To his many fans, Rush Limbaugh via his radio program was an early and dependable voice of reactionary conservatism. His raging contempt for any form of progressive politics was their raging contempt for any form of progressive politics. His willingness to insult individuals, particularly women, with terms like "dogs," "slut" and "feminazi," was just a gleeful bonus. His ability to spot liberal conspiracy in virtually every cultural and political development was a God-given talent, his willingness to twist fact into falsehood simply a necessary corrective to the liberal agenda that the mainstream media was shoving down everyone's throat.
To his many detractors, Limbaugh was the devil, a corruptor of minds who catered to his listeners' darkest impulses, a small star in a dying universe who turned his fortunes around by validating and exacerbating bigotry — a showman who leveraged economic, racial, ideological and geographic differences to create a system of Us vs.
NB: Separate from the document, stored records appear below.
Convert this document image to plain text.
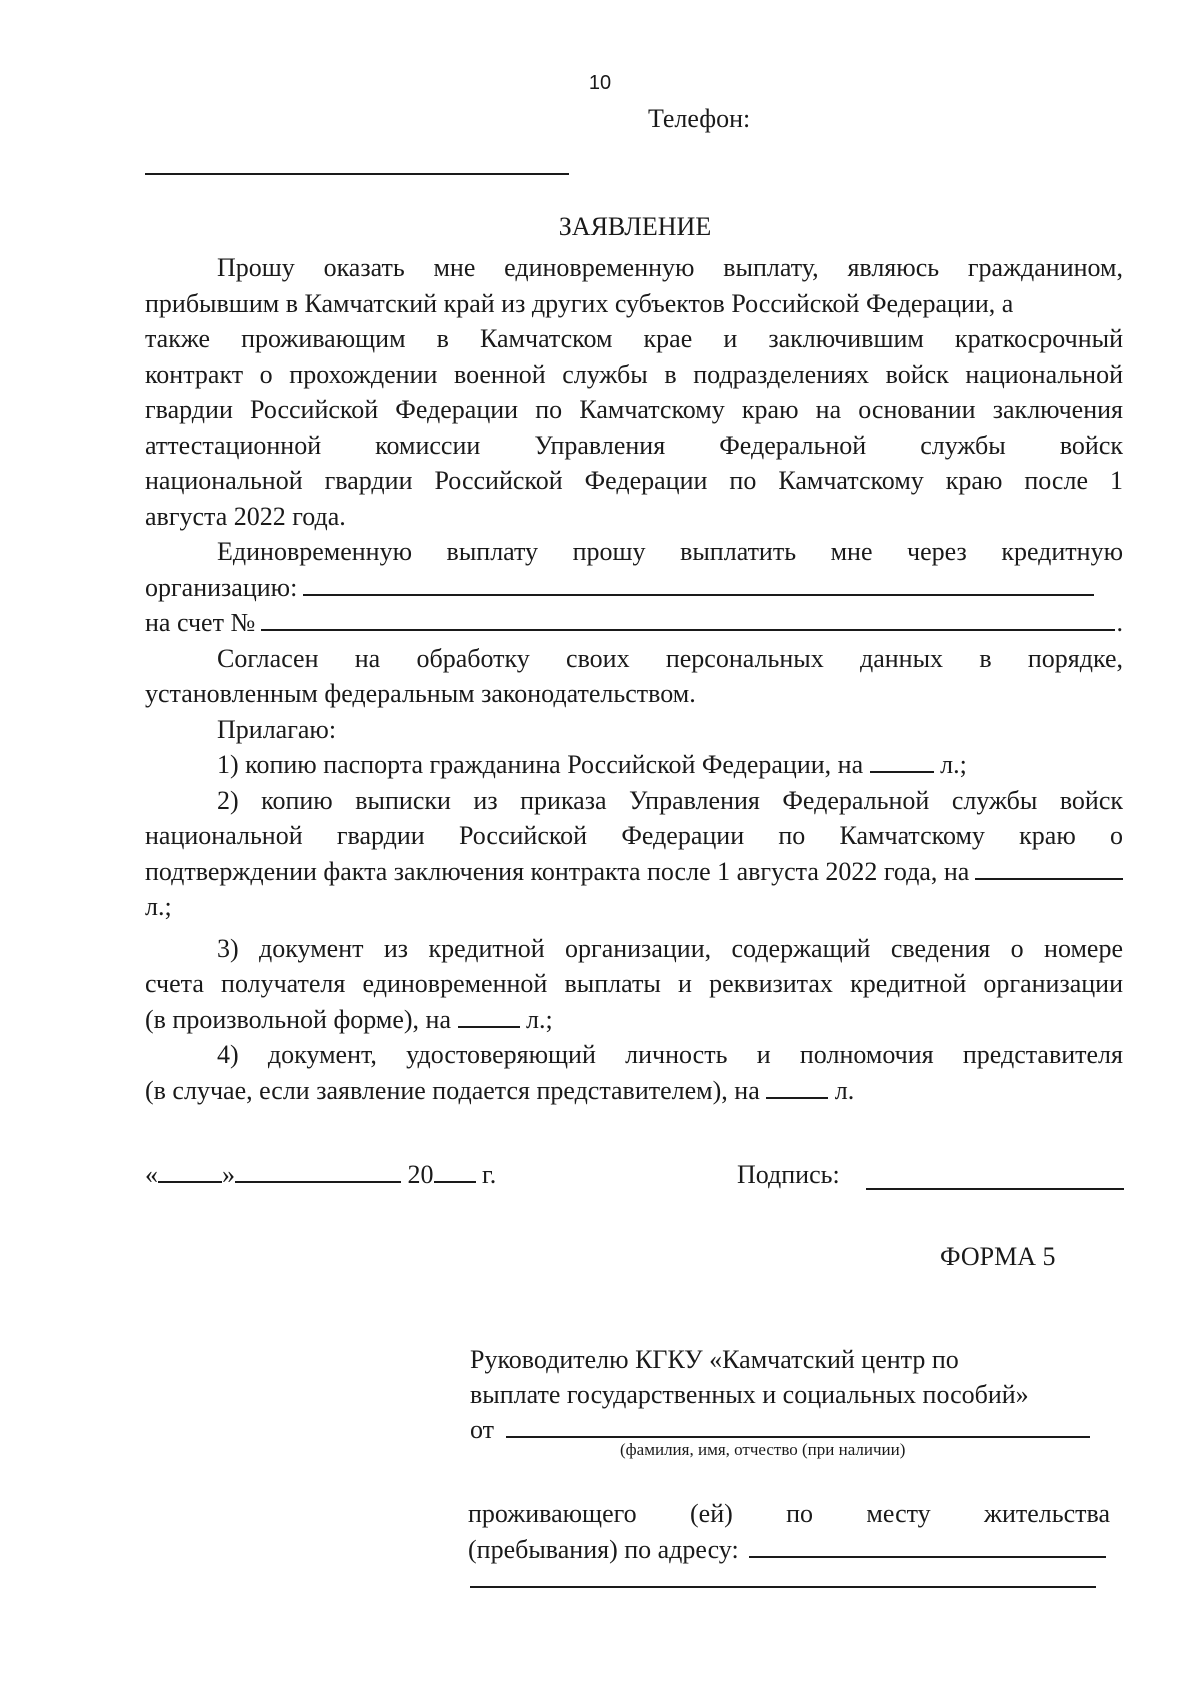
10
Телефон:
ЗАЯВЛЕНИЕ

Прошу оказать мне единовременную выплату, являюсь гражданином,

прибывшим в Камчатский край из других субъектов Российской Федерации, а

также проживающим в Камчатском крае и заключившим краткосрочный

контракт о прохождении военной службы в подразделениях войск национальной

гвардии Российской Федерации по Камчатскому краю на основании заключения

аттестационной комиссии Управления Федеральной службы войск

национальной гвардии Российской Федерации по Камчатскому краю после 1

августа 2022 года.

Единовременную выплату прошу выплатить мне через кредитную

организацию:
на счет №	.

Согласен на обработку своих персональных данных в порядке,

установленным федеральным законодательством.

Прилагаю:

1) копию паспорта гражданина Российской Федерации, на	л.;

2) копию выписки из приказа Управления Федеральной службы войск

национальной гвардии Российской Федерации по Камчатскому краю о

подтверждении факта заключения контракта после 1 августа 2022 года, на

л.;

3) документ из кредитной организации, содержащий сведения о номере

счета получателя единовременной выплаты и реквизитах кредитной организации

(в произвольной форме), на	л.;

4) документ, удостоверяющий личность и полномочия представителя

(в случае, если заявление подается представителем), на	л.

« »	20 г.	Подпись:
ФОРМА 5
Руководителю КГКУ «Камчатский центр по
выплате государственных и социальных пособий»
от
(фамилия, имя, отчество (при наличии)

проживающего (ей) по месту жительства

(пребывания) по адресу:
Them that damaged families, political parties and this country.
No matter which side you fall on, there's no denying that Limbaugh was an early architect of the landscape in which every event is refracted through politics, where "fact" can be easily dismissed as "interpretation."
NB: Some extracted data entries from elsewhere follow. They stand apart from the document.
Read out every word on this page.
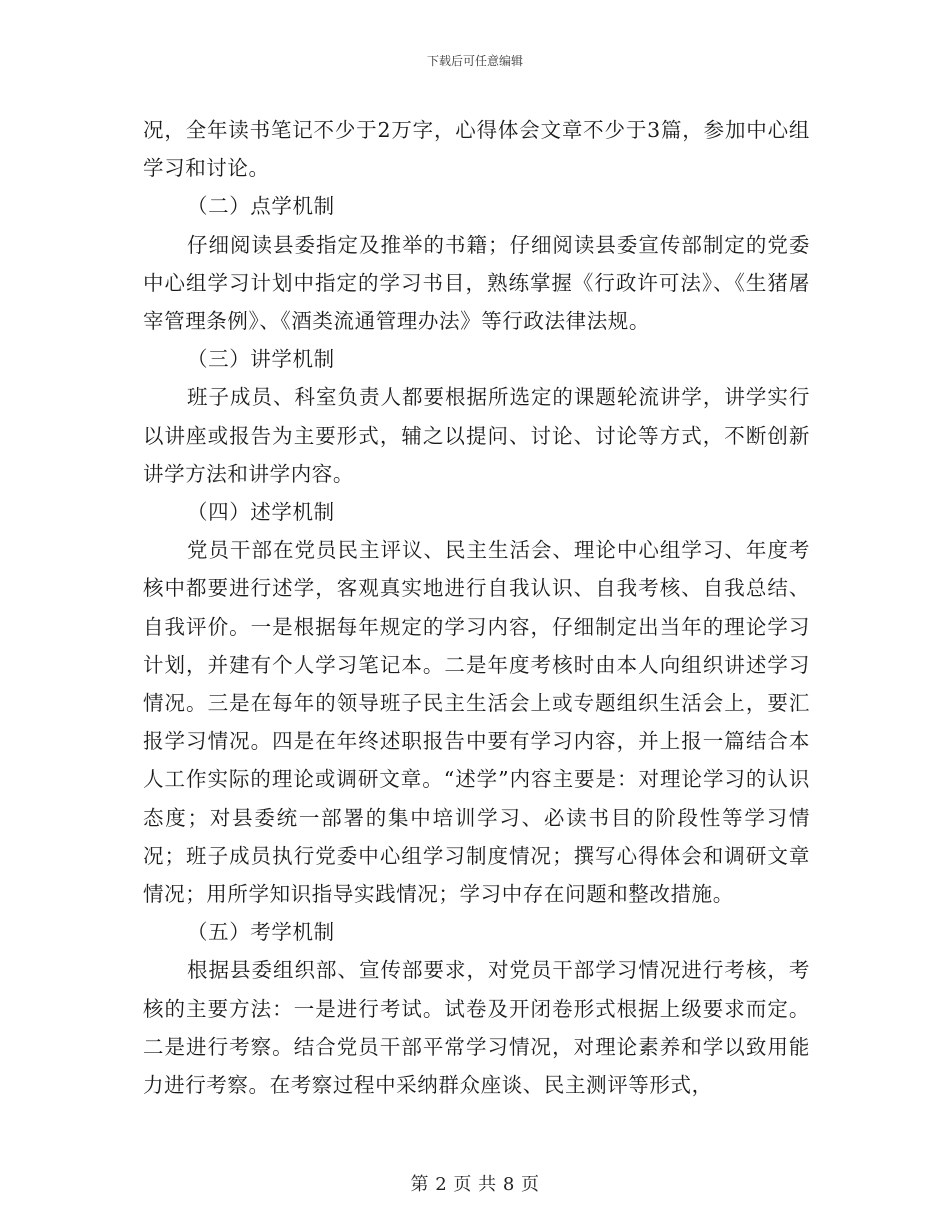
下载后可任意编辑

况，全年读书笔记不少于2万字，心得体会文章不少于3篇，参加中心组学习和讨论。

（二）点学机制

仔细阅读县委指定及推举的书籍；仔细阅读县委宣传部制定的党委中心组学习计划中指定的学习书目，熟练掌握《行政许可法》、《生猪屠宰管理条例》、《酒类流通管理办法》等行政法律法规。

（三）讲学机制

班子成员、科室负责人都要根据所选定的课题轮流讲学，讲学实行以讲座或报告为主要形式，辅之以提问、讨论、讨论等方式，不断创新讲学方法和讲学内容。

（四）述学机制

党员干部在党员民主评议、民主生活会、理论中心组学习、年度考核中都要进行述学，客观真实地进行自我认识、自我考核、自我总结、自我评价。一是根据每年规定的学习内容，仔细制定出当年的理论学习计划，并建有个人学习笔记本。二是年度考核时由本人向组织讲述学习情况。三是在每年的领导班子民主生活会上或专题组织生活会上，要汇报学习情况。四是在年终述职报告中要有学习内容，并上报一篇结合本人工作实际的理论或调研文章。“述学”内容主要是：对理论学习的认识态度；对县委统一部署的集中培训学习、必读书目的阶段性等学习情况；班子成员执行党委中心组学习制度情况；撰写心得体会和调研文章情况；用所学知识指导实践情况；学习中存在问题和整改措施。

（五）考学机制

根据县委组织部、宣传部要求，对党员干部学习情况进行考核，考核的主要方法：一是进行考试。试卷及开闭卷形式根据上级要求而定。二是进行考察。结合党员干部平常学习情况，对理论素养和学以致用能力进行考察。在考察过程中采纳群众座谈、民主测评等形式，

第 2 页 共 8 页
No matter which side you fall on, Limbaugh paved the way for a baseline of incivility that has been normalized in political discourse.
No matter which side you fall you, Limbaugh helped to turn the public discourse in one of the most diverse and successful nations of the world into a competition between two teams: Red vs. Blue, liberals vs. conservatives. Us vs. Them.
His tools were limited — contempt, anger, outrage — but he wielded them like a master, whipping up fervor in both fan and detractor alike. He hosted, for a time, the most popular talk-radio program on the air, but still it was talk radio, which meant the vast majority of Americans never listened to him. Even so, they knew who he was; Limbaugh baited the mainstream media and the mainstream media bit. Time and time again.
Over the years, Limbaugh's ratings and notoriety rose and fell with his willingness to be incendiary. Many were enraged by his provocations and pronouncements but only once, when sponsors pulled away after he called college student Sandra Fluke a slut for suggesting that insurance pay for birth control, did he actually damage his brand. And actually apologize.